Oh, the gore!
The terriers followed the farmer into the grain barn. It was always one of their favourite places. There’s a tunnel which runs through the middle of the barn, and at the end of that tunnel, a massive, industrial fan. The job of the fan is to blow air up through slats in the wooden floor, to dry the tonnes of grain which (we hope) are heaped upon it after harvest.
So, quite a meaty fan then. This fan means business. It also comes into use when we’re cleaning the barns pre-harvest – blowing mice out of the channels which run beneath the floorboards. It blasts those poor little mites up and into the air! Great sport, I’m sure you can imagine, for two little pest-control terriers. The sound of that fan firing up was a siren call to work for them. Heads up, and they were off.
Now, I quite like mice. I can’t say the same about rats, but mice are pretty with their cute little faces and twitchy whiskers. I console myself with the thought that the mice who live beneath our barn have a pretty jammy life; making their nests and rearing their pups in the warm and dry, with more prime feed-wheat than they could ever eat dropping through the ceiling.
The ones the terriers catch get a swift and efficient end to their lives too.
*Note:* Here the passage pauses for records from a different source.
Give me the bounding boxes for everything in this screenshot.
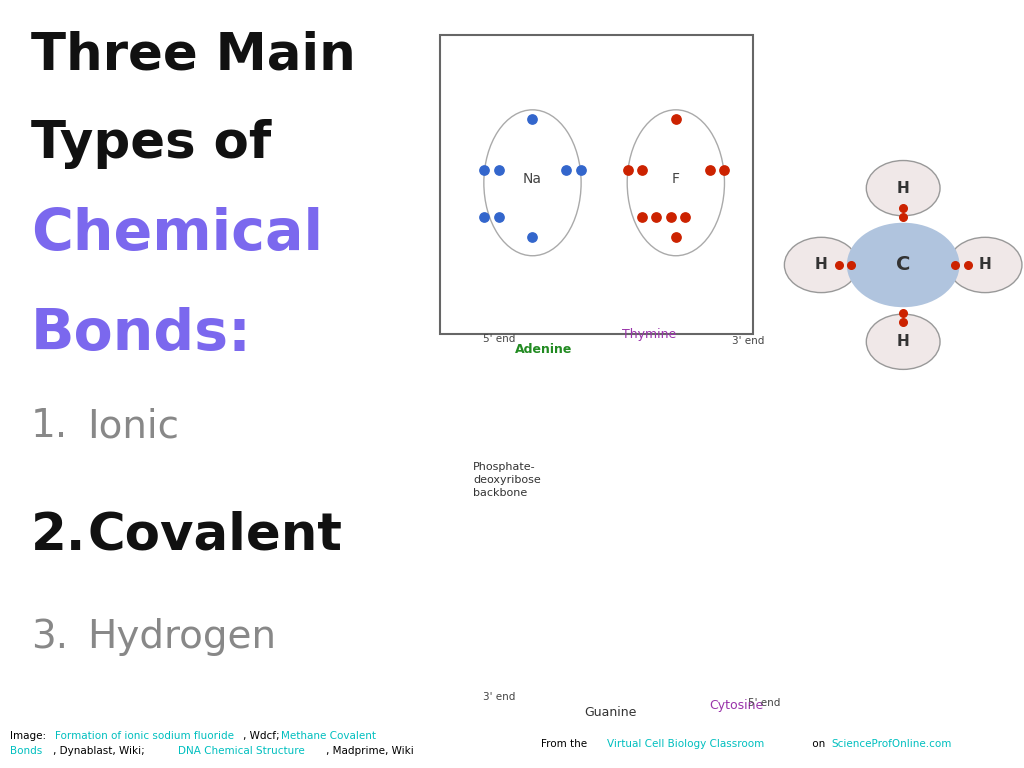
Text: H: H — [897, 334, 909, 349]
Point — [634, 164, 650, 177]
Circle shape — [948, 237, 1022, 293]
Point — [490, 210, 507, 223]
Text: Virtual Cell Biology Classroom: Virtual Cell Biology Classroom — [607, 739, 765, 750]
Text: Phosphate-
deoxyribose
backbone: Phosphate- deoxyribose backbone — [473, 462, 541, 498]
Ellipse shape — [484, 110, 582, 256]
Point — [634, 210, 650, 223]
Text: 1.: 1. — [31, 407, 68, 445]
Text: on: on — [809, 739, 828, 750]
Point — [959, 259, 976, 271]
Point — [490, 164, 507, 177]
Point — [895, 306, 911, 319]
Text: Types of: Types of — [31, 119, 271, 169]
Text: Thymine: Thymine — [622, 328, 676, 340]
Text: From the: From the — [541, 739, 593, 750]
Circle shape — [866, 161, 940, 216]
Point — [895, 211, 911, 223]
Text: Guanine: Guanine — [585, 707, 637, 719]
Text: Cytosine: Cytosine — [710, 699, 764, 711]
Text: 2.: 2. — [31, 511, 86, 561]
Text: Covalent: Covalent — [87, 511, 342, 561]
Text: ScienceProfOnline.com: ScienceProfOnline.com — [831, 739, 952, 750]
Text: , Dynablast, Wiki;: , Dynablast, Wiki; — [53, 746, 152, 756]
Point — [620, 164, 636, 177]
Text: C: C — [896, 256, 910, 274]
Text: Na: Na — [523, 172, 542, 186]
Point — [716, 164, 732, 177]
Circle shape — [784, 237, 858, 293]
Point — [524, 113, 541, 125]
Point — [663, 210, 679, 223]
Ellipse shape — [627, 110, 725, 256]
Point — [895, 316, 911, 328]
Point — [895, 202, 911, 214]
Point — [947, 259, 964, 271]
Point — [476, 164, 493, 177]
Point — [830, 259, 847, 271]
Point — [572, 164, 589, 177]
Text: Three Main: Three Main — [31, 31, 355, 81]
Point — [476, 210, 493, 223]
Text: F: F — [672, 172, 680, 186]
Text: Bonds:: Bonds: — [31, 307, 252, 362]
Text: H: H — [897, 180, 909, 196]
Point — [648, 210, 665, 223]
Text: 5' end: 5' end — [748, 697, 780, 708]
Text: 3' end: 3' end — [732, 336, 765, 346]
Circle shape — [847, 223, 959, 307]
Text: , Wdcf;: , Wdcf; — [243, 730, 283, 741]
Text: , Madprime, Wiki: , Madprime, Wiki — [326, 746, 414, 756]
FancyBboxPatch shape — [440, 35, 753, 334]
Text: DNA Chemical Structure: DNA Chemical Structure — [178, 746, 305, 756]
Text: Bonds: Bonds — [10, 746, 42, 756]
Point — [524, 230, 541, 243]
Point — [677, 210, 693, 223]
Text: Adenine: Adenine — [515, 343, 572, 356]
Text: Hydrogen: Hydrogen — [87, 618, 276, 656]
Point — [701, 164, 718, 177]
Text: Chemical: Chemical — [31, 207, 323, 263]
Text: 3' end: 3' end — [483, 691, 516, 702]
Text: H: H — [979, 257, 991, 273]
Circle shape — [866, 314, 940, 369]
Text: Methane Covalent: Methane Covalent — [281, 730, 376, 741]
Text: Ionic: Ionic — [87, 407, 179, 445]
Text: H: H — [815, 257, 827, 273]
Text: Formation of ionic sodium fluoride: Formation of ionic sodium fluoride — [55, 730, 234, 741]
Text: 3.: 3. — [31, 618, 68, 656]
Point — [843, 259, 859, 271]
Text: Image:: Image: — [10, 730, 49, 741]
Point — [668, 230, 684, 243]
Point — [668, 113, 684, 125]
Text: 5' end: 5' end — [483, 334, 516, 345]
Point — [558, 164, 574, 177]
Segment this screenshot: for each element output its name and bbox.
Not for them the slow decline of poisoning or the panic of being trapped. You’ll know this if you’ve ever watched a terrier working. One shake is all it takes. A toss of dead mouse over the shoulder, and on to the next (although Nutty Meg was inclined to hover behind Russ and eat the dead ones that he threw back).
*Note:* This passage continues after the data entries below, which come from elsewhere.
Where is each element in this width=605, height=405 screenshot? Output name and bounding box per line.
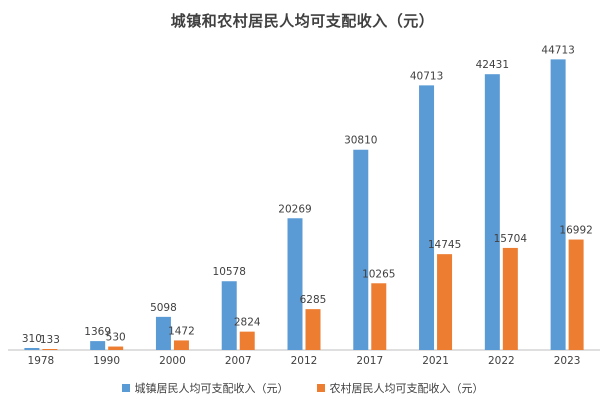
legend-label-urban: 城镇居民人均可支配收入（元） <box>134 382 289 395</box>
data-label-urban-1978: 310 <box>22 333 42 345</box>
data-label-urban-1990: 1369 <box>84 326 111 338</box>
x-tick-label-2017: 2017 <box>356 355 383 367</box>
data-label-urban-2012: 20269 <box>278 203 311 215</box>
x-tick-label-2022: 2022 <box>488 355 515 367</box>
data-label-rural-2017: 10265 <box>362 268 395 280</box>
data-label-urban-2021: 40713 <box>410 70 443 82</box>
data-label-urban-2022: 42431 <box>476 59 509 71</box>
data-label-rural-1978: 133 <box>40 334 60 346</box>
data-label-urban-2000: 5098 <box>150 302 177 314</box>
legend-swatch-rural <box>316 384 325 392</box>
bar-urban-2000 <box>155 316 171 350</box>
x-tick-label-2023: 2023 <box>554 355 581 367</box>
data-label-rural-2007: 2824 <box>234 317 261 329</box>
legend-item-urban: 城镇居民人均可支配收入（元） <box>121 380 289 396</box>
bar-urban-1990 <box>90 341 106 350</box>
bar-urban-2017 <box>353 149 369 350</box>
data-label-urban-2017: 30810 <box>344 135 377 147</box>
legend-swatch-urban <box>121 384 130 392</box>
data-label-urban-2007: 10578 <box>213 266 246 278</box>
x-tick-label-2007: 2007 <box>225 355 252 367</box>
chart-title: 城镇和农村居民人均可支配收入（元） <box>170 12 435 30</box>
data-label-rural-2021: 14745 <box>428 239 461 251</box>
bar-rural-2017 <box>371 283 387 350</box>
x-tick-label-1978: 1978 <box>28 355 55 367</box>
x-tick-label-2000: 2000 <box>159 355 186 367</box>
bar-rural-2021 <box>437 254 453 350</box>
data-label-rural-2022: 15704 <box>494 233 528 245</box>
bar-urban-2007 <box>221 281 237 350</box>
bar-rural-2023 <box>568 239 584 350</box>
bar-urban-2022 <box>484 74 500 351</box>
bar-rural-2000 <box>173 340 189 350</box>
bar-urban-1978 <box>24 347 40 350</box>
legend-label-rural: 农村居民人均可支配收入（元） <box>329 382 484 395</box>
data-label-rural-1990: 530 <box>106 332 126 344</box>
data-label-rural-2012: 6285 <box>300 294 327 306</box>
x-tick-label-2021: 2021 <box>422 355 449 367</box>
bar-urban-2023 <box>550 59 566 350</box>
legend-item-rural: 农村居民人均可支配收入（元） <box>316 380 484 396</box>
bar-urban-2021 <box>419 85 435 350</box>
bar-rural-2012 <box>305 309 321 350</box>
data-label-rural-2000: 1472 <box>168 325 195 337</box>
x-tick-label-2012: 2012 <box>291 355 318 367</box>
x-tick-label-1990: 1990 <box>93 355 120 367</box>
bar-urban-2012 <box>287 218 303 350</box>
bar-rural-2007 <box>239 331 255 350</box>
data-label-urban-2023: 44713 <box>541 44 574 56</box>
legend: 城镇居民人均可支配收入（元） 农村居民人均可支配收入（元） <box>0 380 605 396</box>
bar-rural-1990 <box>108 346 124 350</box>
data-label-rural-2023: 16992 <box>559 225 592 237</box>
bar-rural-1978 <box>42 349 58 350</box>
bar-rural-2022 <box>502 247 518 350</box>
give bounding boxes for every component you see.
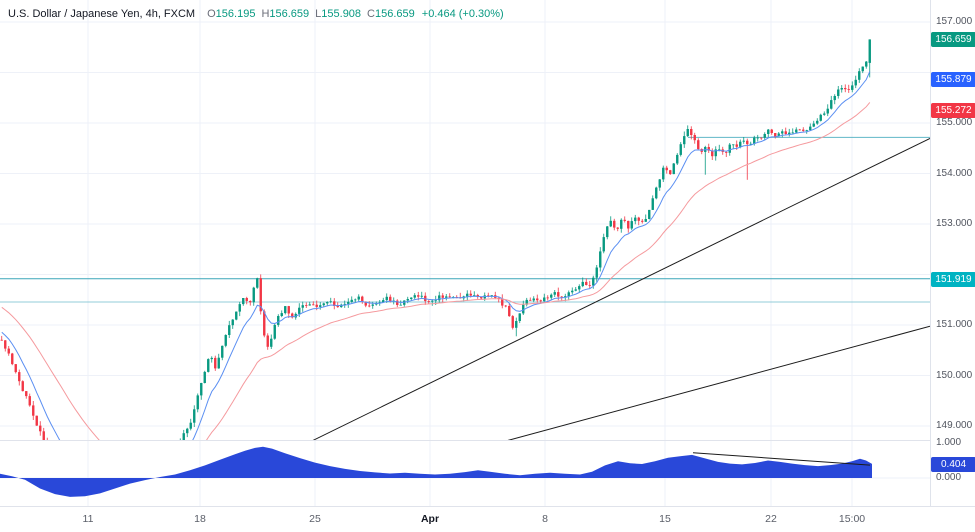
time-label: 22 (765, 513, 777, 525)
time-label: 25 (309, 513, 321, 525)
ohlc-value: 156.195 (215, 8, 256, 20)
trend-line-2[interactable] (507, 325, 930, 440)
time-label: Apr (420, 513, 440, 525)
ohlc-label: L (315, 8, 322, 20)
ma-fast-line (1, 71, 871, 440)
ohlc-values: O156.195 H156.659 L155.908 C156.659 (201, 8, 415, 20)
symbol-legend[interactable]: U.S. Dollar / Japanese Yen, 4h, FXCM O156… (8, 8, 504, 20)
pane-separator[interactable] (0, 440, 975, 441)
change-value: +0.464 (+0.30%) (421, 8, 504, 20)
time-axis-separator (0, 506, 975, 507)
time-label: 18 (194, 513, 206, 525)
time-label: 15 (659, 513, 671, 525)
axis-tick: 157.000 (936, 16, 973, 28)
ohlc-label: H (261, 8, 270, 20)
time-label: 11 (82, 513, 94, 525)
axis-tick: 151.000 (936, 319, 973, 331)
indicator-canvas[interactable] (0, 441, 930, 506)
main-chart-canvas[interactable] (0, 0, 930, 440)
axis-tick: 153.000 (936, 218, 973, 230)
time-label: 15:00 (838, 513, 866, 525)
axis-tick: 149.000 (936, 420, 973, 432)
ohlc-value: 155.908 (321, 8, 362, 20)
ohlc-value: 156.659 (375, 8, 415, 20)
ma-slow-line (1, 102, 871, 440)
axis-tick: 1.000 (936, 437, 962, 448)
indicator-trend-line[interactable] (692, 452, 871, 466)
axis-tick: 154.000 (936, 167, 973, 179)
axis-tick: 150.000 (936, 369, 973, 381)
candlestick-series (0, 39, 871, 440)
price-axis[interactable]: 157.000 155.000 154.000 153.000 151.000 150.0… (930, 0, 975, 506)
axis-tick: 155.000 (936, 117, 973, 129)
time-label: 8 (542, 513, 548, 525)
indicator-area (0, 446, 872, 497)
ohlc-label: O (207, 8, 216, 20)
last-price-badge: 156.659 (931, 32, 975, 48)
time-axis[interactable]: 11 18 25 Apr 8 15 22 15:00 (0, 507, 930, 532)
indicator-value-badge: 0.404 (931, 456, 975, 472)
trend-line-1[interactable] (312, 137, 930, 440)
level-price-badge: 151.919 (931, 271, 975, 287)
horizontal-lines[interactable] (0, 136, 930, 303)
grid (0, 0, 930, 440)
ma-fast-badge: 155.879 (931, 71, 975, 87)
ma-slow-badge: 155.272 (931, 102, 975, 118)
axis-tick: 0.000 (936, 472, 962, 483)
symbol-title: U.S. Dollar / Japanese Yen, 4h, FXCM (8, 8, 196, 20)
ohlc-label: C (367, 8, 375, 20)
ohlc-value: 156.659 (269, 8, 310, 20)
The dogs would return home knackered and proud. But, on one occasion, Russ didn’t come back at all. The Farmer went to find him, and I knew something was wrong from the tone of the Farmer’s voice when he carried Russ into the farmhouse. The poor little man was in a terrible state (the dog, not the Farmer, although he wasn’t doing so well either). The blood and froth spraying from Russ’s face propelled us all into the truck for an emergency trip to the vets.
He’d followed the Farmer into that tunnel, and when the door was shut behind him he’d tried to find another way out. When an industrial fan spins at several thousand rpm it gives the illusion of disappearing into thin air, and Russ tried to jump through it. The thought still makes me wince.
We thought he was a goner, but no. He lost about 4 mm off the end of his nose, and I spent three weeks delicately inserting a cotton bud into each of his nostrils (several times a day) and rotating it to stop them closing up.
The things we do for love, eh. He was right as rain in a few short weeks, but forever stumpy faced.